Unions say ‘biggest rail strike’ in modern history will bring Britain ‘to a standstill’

The rail, shipping and transport union is to have more than 40,000 workers vote on possible backlash over wages and jobs. Passengers could expect disruptions as early as June

Union leaders have warned a strike could paralyze the country
Union leaders have warned a strike could paralyze the country

Union leaders are threatening to bring the country to a ‘standstill’ in what may be the biggest rail strike in modern history.

The Rail, Shipping and Transport Union (RMT) is to have more than 40,000 workers vote on possible subsequent industrial action over wages and jobs.

If members support the move, passengers could face disruptions as early as June.

The RMT claims Network Rail plans to scrap at least 2,500 “safety-critical” maintenance jobs as part of a £2billion spending cut.

Employees at train operators were also exposed to wage freezes and changes to their terms and conditions, it said.

The RMT claims that Network Rail plans to remove at least 2,500 “safety-critical” service points



The election begins on April 26th and ends on May 24th.

RMT General Secretary Mick Lynch said: “Railway workers have had to deal with pay freezes, the prospect of job losses and repeated attacks on their working conditions.

“The elimination of 2,500 safety-critical jobs at Network Rail spells disaster for the public, increases the likelihood of accidents and increases the likelihood of trains going off the tracks.

“Train operating companies have commended our members for being key workers during the pandemic but have refused to adjust staff salaries for inflation and the rising cost of living.

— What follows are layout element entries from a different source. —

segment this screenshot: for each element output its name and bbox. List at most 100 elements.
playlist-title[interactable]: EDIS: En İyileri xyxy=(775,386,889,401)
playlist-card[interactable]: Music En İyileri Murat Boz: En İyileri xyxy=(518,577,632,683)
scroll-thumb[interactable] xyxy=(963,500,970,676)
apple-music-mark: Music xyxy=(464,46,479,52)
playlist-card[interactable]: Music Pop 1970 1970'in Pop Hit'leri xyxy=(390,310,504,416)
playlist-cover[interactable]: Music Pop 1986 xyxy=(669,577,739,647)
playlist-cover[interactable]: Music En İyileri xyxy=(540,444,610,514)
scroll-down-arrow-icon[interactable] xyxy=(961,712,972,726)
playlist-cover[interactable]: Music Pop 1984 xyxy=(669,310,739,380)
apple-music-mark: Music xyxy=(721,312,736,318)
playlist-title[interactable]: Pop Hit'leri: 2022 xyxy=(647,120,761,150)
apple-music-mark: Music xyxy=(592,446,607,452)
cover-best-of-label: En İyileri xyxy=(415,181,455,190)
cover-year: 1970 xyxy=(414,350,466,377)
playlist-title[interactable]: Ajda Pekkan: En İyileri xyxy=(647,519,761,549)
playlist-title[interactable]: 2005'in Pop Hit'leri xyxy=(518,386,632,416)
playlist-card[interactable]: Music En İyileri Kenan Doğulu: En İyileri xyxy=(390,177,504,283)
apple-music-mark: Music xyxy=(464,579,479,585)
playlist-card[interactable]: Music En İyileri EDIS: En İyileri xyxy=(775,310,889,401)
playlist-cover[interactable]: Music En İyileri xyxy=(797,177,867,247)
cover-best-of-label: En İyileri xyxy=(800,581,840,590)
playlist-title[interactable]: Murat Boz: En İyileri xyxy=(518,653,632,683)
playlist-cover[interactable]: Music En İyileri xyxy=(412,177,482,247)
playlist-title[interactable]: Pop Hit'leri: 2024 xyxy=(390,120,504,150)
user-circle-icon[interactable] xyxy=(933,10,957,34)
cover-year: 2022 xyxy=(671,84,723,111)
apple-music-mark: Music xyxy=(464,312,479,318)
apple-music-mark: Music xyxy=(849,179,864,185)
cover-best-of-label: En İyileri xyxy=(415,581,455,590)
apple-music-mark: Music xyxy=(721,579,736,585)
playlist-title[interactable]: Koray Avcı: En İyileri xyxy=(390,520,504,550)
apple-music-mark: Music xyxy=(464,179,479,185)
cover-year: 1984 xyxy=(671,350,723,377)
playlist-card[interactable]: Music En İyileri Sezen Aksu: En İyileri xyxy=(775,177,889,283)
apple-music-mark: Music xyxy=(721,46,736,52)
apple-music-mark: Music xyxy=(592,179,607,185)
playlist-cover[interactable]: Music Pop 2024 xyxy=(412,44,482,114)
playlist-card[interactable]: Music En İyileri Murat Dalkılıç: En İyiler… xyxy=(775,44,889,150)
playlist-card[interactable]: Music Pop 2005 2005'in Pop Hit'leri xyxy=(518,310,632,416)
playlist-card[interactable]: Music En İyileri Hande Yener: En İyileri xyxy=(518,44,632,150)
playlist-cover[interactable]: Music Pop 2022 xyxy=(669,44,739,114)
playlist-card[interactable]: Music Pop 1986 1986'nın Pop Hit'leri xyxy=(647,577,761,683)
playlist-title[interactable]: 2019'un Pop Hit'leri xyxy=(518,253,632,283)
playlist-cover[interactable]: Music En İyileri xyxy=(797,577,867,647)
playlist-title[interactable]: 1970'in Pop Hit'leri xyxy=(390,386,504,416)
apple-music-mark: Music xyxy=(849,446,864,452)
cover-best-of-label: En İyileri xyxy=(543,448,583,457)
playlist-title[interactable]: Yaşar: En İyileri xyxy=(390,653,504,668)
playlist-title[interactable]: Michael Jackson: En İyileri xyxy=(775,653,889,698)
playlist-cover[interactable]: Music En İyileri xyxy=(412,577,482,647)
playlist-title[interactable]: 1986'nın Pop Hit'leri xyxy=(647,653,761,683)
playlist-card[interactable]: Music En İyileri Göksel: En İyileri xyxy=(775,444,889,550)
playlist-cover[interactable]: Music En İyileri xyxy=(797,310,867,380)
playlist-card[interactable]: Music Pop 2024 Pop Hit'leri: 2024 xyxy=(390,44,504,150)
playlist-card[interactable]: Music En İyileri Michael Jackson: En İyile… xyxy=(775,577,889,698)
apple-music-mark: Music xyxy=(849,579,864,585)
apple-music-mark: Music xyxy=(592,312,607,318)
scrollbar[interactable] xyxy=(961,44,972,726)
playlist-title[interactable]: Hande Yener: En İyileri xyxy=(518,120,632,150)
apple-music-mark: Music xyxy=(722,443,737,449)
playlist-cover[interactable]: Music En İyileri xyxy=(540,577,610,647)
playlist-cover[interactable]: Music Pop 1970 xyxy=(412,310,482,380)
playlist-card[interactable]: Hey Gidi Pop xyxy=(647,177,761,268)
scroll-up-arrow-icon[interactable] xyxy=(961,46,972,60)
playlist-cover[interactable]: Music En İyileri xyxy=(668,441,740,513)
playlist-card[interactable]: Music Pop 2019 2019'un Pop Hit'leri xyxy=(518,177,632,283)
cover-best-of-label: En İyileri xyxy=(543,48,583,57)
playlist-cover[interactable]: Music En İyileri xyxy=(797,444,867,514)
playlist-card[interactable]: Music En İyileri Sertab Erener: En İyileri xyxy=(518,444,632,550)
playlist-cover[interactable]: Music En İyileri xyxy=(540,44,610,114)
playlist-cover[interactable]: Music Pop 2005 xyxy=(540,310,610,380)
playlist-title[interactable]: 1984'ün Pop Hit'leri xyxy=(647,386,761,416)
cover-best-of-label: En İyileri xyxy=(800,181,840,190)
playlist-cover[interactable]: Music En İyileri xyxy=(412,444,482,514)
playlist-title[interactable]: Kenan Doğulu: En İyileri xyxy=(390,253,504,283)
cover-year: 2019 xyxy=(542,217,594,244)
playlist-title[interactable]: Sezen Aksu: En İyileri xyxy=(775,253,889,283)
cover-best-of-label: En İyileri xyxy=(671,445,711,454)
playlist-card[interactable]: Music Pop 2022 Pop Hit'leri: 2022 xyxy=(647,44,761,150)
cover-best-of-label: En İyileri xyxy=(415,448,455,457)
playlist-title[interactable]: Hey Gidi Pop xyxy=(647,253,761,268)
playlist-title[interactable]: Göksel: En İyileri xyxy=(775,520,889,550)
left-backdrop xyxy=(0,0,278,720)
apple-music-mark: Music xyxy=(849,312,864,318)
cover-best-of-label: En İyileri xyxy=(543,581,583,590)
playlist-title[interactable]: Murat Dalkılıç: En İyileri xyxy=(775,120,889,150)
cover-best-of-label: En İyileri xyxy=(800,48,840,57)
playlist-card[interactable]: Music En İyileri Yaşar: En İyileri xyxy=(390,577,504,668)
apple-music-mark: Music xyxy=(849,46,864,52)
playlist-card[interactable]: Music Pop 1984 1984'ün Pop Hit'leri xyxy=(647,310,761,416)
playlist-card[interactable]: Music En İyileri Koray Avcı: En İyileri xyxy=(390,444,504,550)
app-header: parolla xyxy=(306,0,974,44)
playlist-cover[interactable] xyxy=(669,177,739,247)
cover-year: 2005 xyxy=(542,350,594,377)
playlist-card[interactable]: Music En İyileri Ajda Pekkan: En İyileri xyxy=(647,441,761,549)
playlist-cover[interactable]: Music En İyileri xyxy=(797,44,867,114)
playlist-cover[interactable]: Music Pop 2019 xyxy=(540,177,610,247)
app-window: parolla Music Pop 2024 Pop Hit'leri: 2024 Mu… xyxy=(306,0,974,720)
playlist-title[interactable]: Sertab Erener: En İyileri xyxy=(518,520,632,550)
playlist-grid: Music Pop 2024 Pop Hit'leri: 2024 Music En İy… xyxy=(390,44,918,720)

“As a result, thousands of railroad workers have seen their living standards plummet and have run out of patience.”

Passengers could expect disruptions as early as June



Mr Lynch added: “A nationwide rail strike will bring the country to a standstill, but our members’ livelihoods and passenger safety are our priorities.”

Voting is among RMT members from Network Rail and more than a dozen railway companies including LNER, Great Western Railway and Northern Trains.

Network Rail Regional Director Tim Shoveller said: “Our railway has been hit hard by the Covid-19 pandemic and even as passenger numbers are beginning to recover, we know that travel habits and passenger demand have changed and so has the industry must change.

“We cannot continue to rely on government money and that is why we need to work with rail operators and our unions to save millions of pounds and create a more efficient railway.

“Our modernization program aims to build a sustainable future that serves passengers and creates better and safer jobs for our employees.

“We are disappointed that the RMT made this decision and once again urge them to work with us, not against us, as we build an affordable railroad fit for the future.”